Me siento muy excitado por esta experiencia. Este lado de la isla es tabú. Nadie podría imaginar jamás que a alguien se le ocurriera elegir el lugar más batido por las olas y, por lo tanto, el más peligroso, para evadirse.
Sin embargo, es el único sitio donde, si consigo alejarme de la costa, sería arrastrado hacia mar abierto y no podría, de ninguna manera, ir a estrellarme contra la isla de Royale.
De ahí y sólo de ahí debo partir.
El saco de cocos y la piedra son muy pesados y nada fáciles de llevar. No he podido izarlos a lo alto de la roca, que está resbaladiza y siempre mojada por las olas. Chang, a quien he puesto al corriente de mis intenciones, vendrá a ayudarme. He cogido todo un aparejo de pesca, de sedales de fondo, para que, si nos sorprenden, podamos decir que hemos ido a poner trampas para los tiburones.
– Animo, Chang.

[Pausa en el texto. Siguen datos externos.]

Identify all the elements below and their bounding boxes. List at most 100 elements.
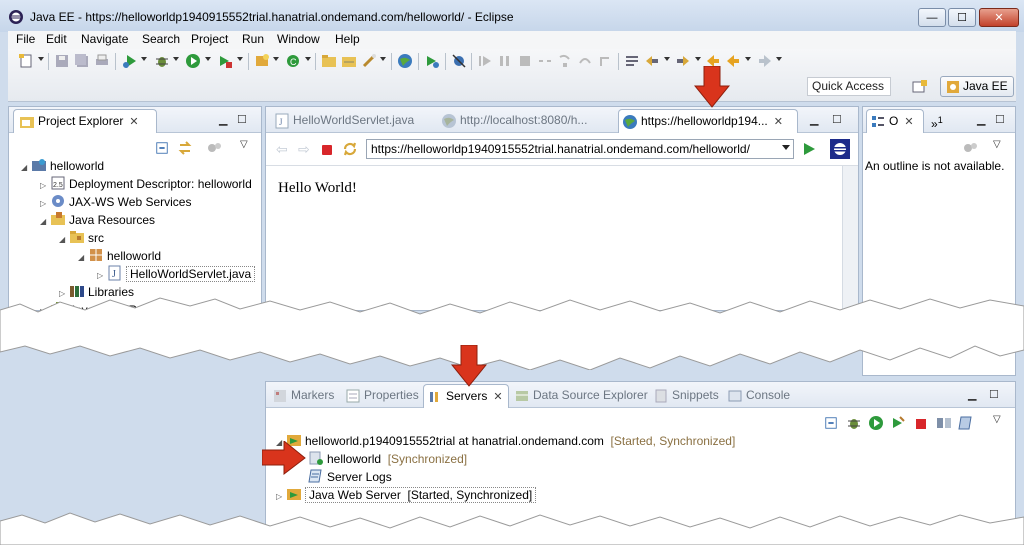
minimize-view-icon[interactable]: ▁: [219, 113, 227, 126]
browser-url-input[interactable]: https://helloworldp1940915552trial.hanat…: [366, 139, 794, 159]
server-logs-row[interactable]: Server Logs: [308, 468, 392, 486]
tab-project-explorer[interactable]: Project Explorer ✕: [13, 109, 157, 133]
browser-go-icon[interactable]: [802, 142, 816, 156]
tab-outline[interactable]: O ✕: [866, 109, 924, 133]
expanded-icon[interactable]: ◢: [59, 231, 69, 249]
tab-markers[interactable]: Markers: [269, 384, 341, 408]
new-class-icon[interactable]: C: [285, 53, 301, 69]
close-icon[interactable]: ✕: [129, 116, 138, 128]
new-server-icon[interactable]: [254, 53, 270, 69]
tab-helloworldservlet-java[interactable]: J HelloWorldServlet.java: [269, 109, 429, 133]
view-menu-icon[interactable]: ▽: [993, 414, 1001, 425]
maximize-view-icon[interactable]: ☐: [237, 113, 247, 126]
tree-item-helloworldservlet-java[interactable]: ▷ J HelloWorldServlet.java: [97, 265, 256, 283]
expanded-icon[interactable]: ◢: [21, 159, 31, 177]
view-menu-icon[interactable]: ▽: [240, 139, 248, 150]
expanded-icon[interactable]: ◢: [40, 213, 50, 231]
expanded-icon[interactable]: ◢: [78, 249, 88, 267]
profile-server-icon[interactable]: [890, 415, 906, 431]
collapsed-icon[interactable]: ▷: [276, 488, 286, 506]
run-on-server-icon[interactable]: [424, 53, 440, 69]
external-tools-icon[interactable]: [217, 53, 233, 69]
close-button[interactable]: ✕: [979, 8, 1019, 27]
search-icon[interactable]: [361, 53, 377, 69]
debug-icon[interactable]: [154, 53, 170, 69]
perspective-java-ee-button[interactable]: Java EE: [940, 76, 1014, 97]
new-icon[interactable]: [18, 53, 34, 69]
tree-item-src[interactable]: ◢ src: [59, 229, 104, 247]
open-perspective-icon[interactable]: [912, 79, 928, 95]
url-dropdown-icon[interactable]: [782, 145, 790, 150]
minimize-button[interactable]: —: [918, 8, 946, 27]
menu-edit[interactable]: Edit: [46, 32, 67, 46]
save-icon[interactable]: [54, 53, 70, 69]
tab-localhost[interactable]: http://localhost:8080/h...: [436, 109, 616, 133]
publish-icon[interactable]: [936, 415, 952, 431]
maximize-view-icon[interactable]: ☐: [995, 113, 1005, 126]
close-icon[interactable]: ✕: [493, 391, 502, 403]
step-over-icon[interactable]: [577, 53, 593, 69]
module-row-helloworld[interactable]: helloworld [Synchronized]: [308, 450, 467, 468]
tree-item-jax-ws-web-services[interactable]: ▷ JAX-WS Web Services: [40, 193, 191, 211]
tree-item-helloworld[interactable]: ◢ helloworld: [21, 157, 104, 175]
menu-window[interactable]: Window: [277, 32, 320, 46]
maximize-view-icon[interactable]: ☐: [989, 388, 999, 401]
tree-item-java-resources[interactable]: ◢ Java Resources: [40, 211, 155, 229]
quick-access-field[interactable]: Quick Access: [807, 77, 891, 96]
next-annotation-icon[interactable]: [644, 53, 660, 69]
open-resource-icon[interactable]: [341, 53, 357, 69]
stop-server-icon[interactable]: [916, 419, 926, 429]
minimize-view-icon[interactable]: ▁: [968, 388, 976, 401]
maximize-button[interactable]: ☐: [948, 8, 976, 27]
maximize-view-icon[interactable]: ☐: [832, 113, 842, 126]
minimize-view-icon[interactable]: ▁: [810, 113, 818, 126]
print-icon[interactable]: [94, 53, 110, 69]
collapse-all-icon[interactable]: [155, 141, 169, 155]
prev-annotation-icon[interactable]: [675, 53, 691, 69]
clean-icon[interactable]: [958, 415, 974, 431]
tab-properties[interactable]: Properties: [342, 384, 422, 408]
skip-breakpoints-icon[interactable]: [451, 53, 467, 69]
step-into-icon[interactable]: [557, 53, 573, 69]
debug-server-icon[interactable]: [846, 415, 862, 431]
title-bar[interactable]: Java EE - https://helloworldp1940915552t…: [0, 0, 1024, 32]
menu-project[interactable]: Project: [191, 32, 228, 46]
forward-icon[interactable]: [757, 53, 773, 69]
disconnect-icon[interactable]: [537, 53, 553, 69]
server-row-java-web-server[interactable]: ▷ Java Web Server [Started, Synchronized]: [276, 486, 537, 506]
server-row-hanatrial[interactable]: ◢ helloworld.p1940915552trial at hanatria…: [276, 432, 735, 450]
debug-run-icon[interactable]: [122, 53, 138, 69]
tab-console[interactable]: Console: [724, 384, 796, 408]
tab-hidden-views[interactable]: »1: [927, 109, 957, 133]
save-all-icon[interactable]: [74, 53, 90, 69]
open-type-icon[interactable]: [321, 53, 337, 69]
minimize-view-icon[interactable]: ▁: [977, 113, 985, 126]
tab-data-source-explorer[interactable]: Data Source Explorer: [511, 384, 648, 408]
filters-icon[interactable]: [207, 141, 223, 155]
browser-back-icon[interactable]: ⇦: [276, 141, 288, 158]
browser-forward-icon[interactable]: ⇨: [298, 141, 310, 158]
run-icon[interactable]: [185, 53, 201, 69]
browser-stop-icon[interactable]: [322, 145, 332, 155]
menu-search[interactable]: Search: [142, 32, 180, 46]
start-server-icon[interactable]: [868, 415, 884, 431]
collapse-all-icon[interactable]: [824, 416, 838, 430]
tree-item-helloworld[interactable]: ◢ helloworld: [78, 247, 161, 265]
filters-icon[interactable]: [963, 141, 979, 155]
web-browser-icon[interactable]: [397, 53, 413, 69]
annotation-icon[interactable]: [624, 53, 640, 69]
browser-refresh-icon[interactable]: [342, 141, 358, 157]
menu-navigate[interactable]: Navigate: [81, 32, 128, 46]
tab-servers[interactable]: Servers ✕: [423, 384, 509, 408]
link-with-editor-icon[interactable]: [177, 140, 193, 156]
tab-helloworld-browser[interactable]: https://helloworldp194... ✕: [618, 109, 798, 133]
menu-run[interactable]: Run: [242, 32, 264, 46]
tab-snippets[interactable]: Snippets: [650, 384, 722, 408]
step-return-icon[interactable]: [597, 53, 613, 69]
view-menu-icon[interactable]: ▽: [993, 139, 1001, 150]
terminate-icon[interactable]: [517, 53, 533, 69]
close-icon[interactable]: ✕: [774, 116, 783, 128]
close-icon[interactable]: ✕: [904, 116, 913, 128]
menu-file[interactable]: File: [16, 32, 35, 46]
menu-help[interactable]: Help: [335, 32, 360, 46]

Un poco más y ya está.
La luna llena ilumina la escena como si fuera pleno día. El fragor de las olas me anonada. Chang me pregunta:
– ¿Estás dispuesto, Papillon? échaselo a aquélla.
La ola, de casi cinco metros de alto, se precipita locamente contra la roca y rompe por debajo de nosotros, pero el choque es tan violento que la cresta pasa por encima de la peña y nos deja empapados. Ello no impide que lancemos el saco en el segundo mismo en que la ola se arremolina antes de retirarse. Arrastrado como una paja, el saco se interna en el mar.
– Ya está, Chang; va bien.
– Espera para ver si saco no volver.
Apenas cinco minutos más tarde, consternado, veo llegar mi saco, subido a la cresta de una ola de fondo inmensa, de más de siete u ocho metros de altura. La ola levanta como una paja aquel saco de cocos con su piedra. Lo lleva en la cresta, un poco antes de la espuma; con una fuerza increíble lo devuelve al punto de partida, un poco a la izquierda, y se aplasta contra la roca de enfrente. El saco se abre, los cocos se desparraman y la piedra se hunde al fondo de la cavidad.
Empapados hasta los huesos, pues la ola nos ha mojado por entero y nos ha barrido literalmente -por fortuna, del lado de tierra-, despellejados y contusos, Chang y yo, sin lanzar una mirada más al mar, nos alejamos lo más rápidamente posible de este lugar maldito.